For the first time since 2008, Google’s share of the U.S. search market has dropped below 75 percent. While it continues to remain the dominant search engine for the U.S., its lead is slowly being chipped away at by Microsoft Bing and notably, Yahoo.
Between November and January, the Mountain View, California search giant saw its share slide 2.5 percent of the U.S. market with most of it being taken by Yahoo, who climbed from 8.6 percent to 10.9 percent, according to data from StatCounter Global Stats. But among Firefox users, Yahoo saw larger gains, now accounting for 28.3 percent of searches from the browser, up from 9.9 percent in November.
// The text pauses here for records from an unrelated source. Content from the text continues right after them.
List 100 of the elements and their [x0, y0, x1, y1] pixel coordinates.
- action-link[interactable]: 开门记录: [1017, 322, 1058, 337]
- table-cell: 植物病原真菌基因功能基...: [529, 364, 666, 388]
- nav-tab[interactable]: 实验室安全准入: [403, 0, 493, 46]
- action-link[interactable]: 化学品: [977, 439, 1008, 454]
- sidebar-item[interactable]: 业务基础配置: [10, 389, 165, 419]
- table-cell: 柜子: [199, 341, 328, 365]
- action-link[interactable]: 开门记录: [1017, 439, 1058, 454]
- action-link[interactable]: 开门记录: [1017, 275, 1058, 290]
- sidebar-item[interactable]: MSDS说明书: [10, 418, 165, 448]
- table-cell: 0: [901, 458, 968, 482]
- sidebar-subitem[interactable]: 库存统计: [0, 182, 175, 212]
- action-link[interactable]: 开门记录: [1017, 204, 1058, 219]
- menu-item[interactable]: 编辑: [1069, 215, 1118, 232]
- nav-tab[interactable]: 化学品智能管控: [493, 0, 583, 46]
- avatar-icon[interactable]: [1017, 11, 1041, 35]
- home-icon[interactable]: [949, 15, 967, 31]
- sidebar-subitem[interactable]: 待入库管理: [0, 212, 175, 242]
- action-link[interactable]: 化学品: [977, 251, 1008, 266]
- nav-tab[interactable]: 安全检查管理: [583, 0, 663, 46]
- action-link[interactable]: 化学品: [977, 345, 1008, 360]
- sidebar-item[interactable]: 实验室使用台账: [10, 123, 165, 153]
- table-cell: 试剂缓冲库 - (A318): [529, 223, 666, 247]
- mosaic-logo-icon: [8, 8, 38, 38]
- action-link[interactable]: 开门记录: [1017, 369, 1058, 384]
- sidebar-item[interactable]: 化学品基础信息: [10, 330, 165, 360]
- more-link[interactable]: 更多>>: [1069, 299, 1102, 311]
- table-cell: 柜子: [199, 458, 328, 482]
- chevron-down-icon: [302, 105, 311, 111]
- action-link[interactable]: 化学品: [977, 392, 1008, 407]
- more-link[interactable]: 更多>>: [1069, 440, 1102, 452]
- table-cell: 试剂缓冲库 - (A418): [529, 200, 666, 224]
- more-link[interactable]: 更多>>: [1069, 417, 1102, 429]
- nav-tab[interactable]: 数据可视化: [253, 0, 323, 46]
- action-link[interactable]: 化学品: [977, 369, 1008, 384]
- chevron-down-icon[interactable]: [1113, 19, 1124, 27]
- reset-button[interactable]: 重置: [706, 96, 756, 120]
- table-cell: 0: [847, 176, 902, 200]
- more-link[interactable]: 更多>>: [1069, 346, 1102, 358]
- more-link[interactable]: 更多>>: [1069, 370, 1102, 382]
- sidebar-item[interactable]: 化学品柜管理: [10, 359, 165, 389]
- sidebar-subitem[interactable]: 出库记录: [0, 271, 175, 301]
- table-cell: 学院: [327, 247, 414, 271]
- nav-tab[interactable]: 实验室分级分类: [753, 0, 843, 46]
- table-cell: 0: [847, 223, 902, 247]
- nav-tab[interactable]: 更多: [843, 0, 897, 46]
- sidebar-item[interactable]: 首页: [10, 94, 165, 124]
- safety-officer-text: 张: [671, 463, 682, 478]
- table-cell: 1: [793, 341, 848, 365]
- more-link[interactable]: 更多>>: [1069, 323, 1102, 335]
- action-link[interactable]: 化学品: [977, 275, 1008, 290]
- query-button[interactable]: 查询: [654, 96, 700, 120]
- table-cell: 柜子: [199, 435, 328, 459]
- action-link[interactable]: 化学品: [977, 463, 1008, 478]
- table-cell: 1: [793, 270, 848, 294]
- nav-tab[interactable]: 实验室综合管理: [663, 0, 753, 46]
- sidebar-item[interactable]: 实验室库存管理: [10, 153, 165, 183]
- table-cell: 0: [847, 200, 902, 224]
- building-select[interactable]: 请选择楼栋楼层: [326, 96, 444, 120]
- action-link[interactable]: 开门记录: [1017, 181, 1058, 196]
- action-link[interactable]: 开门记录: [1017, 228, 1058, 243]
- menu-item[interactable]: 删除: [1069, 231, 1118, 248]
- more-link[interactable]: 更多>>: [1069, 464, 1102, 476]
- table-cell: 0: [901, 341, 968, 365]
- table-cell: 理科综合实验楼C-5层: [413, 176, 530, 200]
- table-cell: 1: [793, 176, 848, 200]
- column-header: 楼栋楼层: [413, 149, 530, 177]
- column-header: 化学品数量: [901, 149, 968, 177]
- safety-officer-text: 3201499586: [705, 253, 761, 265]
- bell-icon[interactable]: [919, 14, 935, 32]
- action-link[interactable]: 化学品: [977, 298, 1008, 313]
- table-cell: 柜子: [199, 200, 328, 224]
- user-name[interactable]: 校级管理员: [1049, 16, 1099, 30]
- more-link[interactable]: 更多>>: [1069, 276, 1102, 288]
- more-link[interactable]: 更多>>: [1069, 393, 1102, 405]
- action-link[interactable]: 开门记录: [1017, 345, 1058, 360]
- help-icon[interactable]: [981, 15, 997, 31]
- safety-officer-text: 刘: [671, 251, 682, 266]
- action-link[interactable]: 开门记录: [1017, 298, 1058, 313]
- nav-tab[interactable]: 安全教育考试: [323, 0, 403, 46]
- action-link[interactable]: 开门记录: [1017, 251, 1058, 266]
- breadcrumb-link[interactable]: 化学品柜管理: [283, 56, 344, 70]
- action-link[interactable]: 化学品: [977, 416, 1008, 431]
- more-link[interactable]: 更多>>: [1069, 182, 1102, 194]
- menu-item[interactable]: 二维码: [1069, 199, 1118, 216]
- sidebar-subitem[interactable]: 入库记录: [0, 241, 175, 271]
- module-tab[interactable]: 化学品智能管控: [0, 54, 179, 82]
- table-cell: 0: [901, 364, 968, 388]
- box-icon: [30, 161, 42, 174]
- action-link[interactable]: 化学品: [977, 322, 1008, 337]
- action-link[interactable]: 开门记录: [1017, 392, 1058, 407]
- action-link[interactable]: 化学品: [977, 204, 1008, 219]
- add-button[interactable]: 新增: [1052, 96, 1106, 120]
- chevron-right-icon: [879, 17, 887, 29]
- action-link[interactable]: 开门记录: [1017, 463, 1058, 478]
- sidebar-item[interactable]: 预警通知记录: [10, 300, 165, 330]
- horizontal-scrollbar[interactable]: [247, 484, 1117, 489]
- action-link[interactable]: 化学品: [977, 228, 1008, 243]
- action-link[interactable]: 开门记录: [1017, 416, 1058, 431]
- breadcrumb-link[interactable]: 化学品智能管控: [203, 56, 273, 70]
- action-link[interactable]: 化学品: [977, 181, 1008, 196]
That’s in part thanks to deal Yahoo struck with Mozilla in November, which made Yahoo’s search engine default on Firefox for the next five years.
“Some analysts expected Yahoo to fall in January as a result of Firefox users switching back to Google. In fact Yahoo has increased US search share by half a percentage point," Aodhan Cullen, StatCounter CEO, said in a press release. "It will be fascinating to see if these gains continue."
Yahoo’s deal with Mozilla is only one of many factors affecting Google currently. Advertising revenue for the search engine was down 3 percent year-on-year, which appears to be in part due to the increased use of mobile search, where Google gets paid less than the desktop counterpart.
Mobile apps are also playing a role in its decline, with users spending more time on Facebook and other apps dedicated to specific services. Google is looking to reverse that trend by tapping into mobile via its latest Google Now update which adds the ability to deliver information from 40 third-party apps, while keeping users on Google’s own app.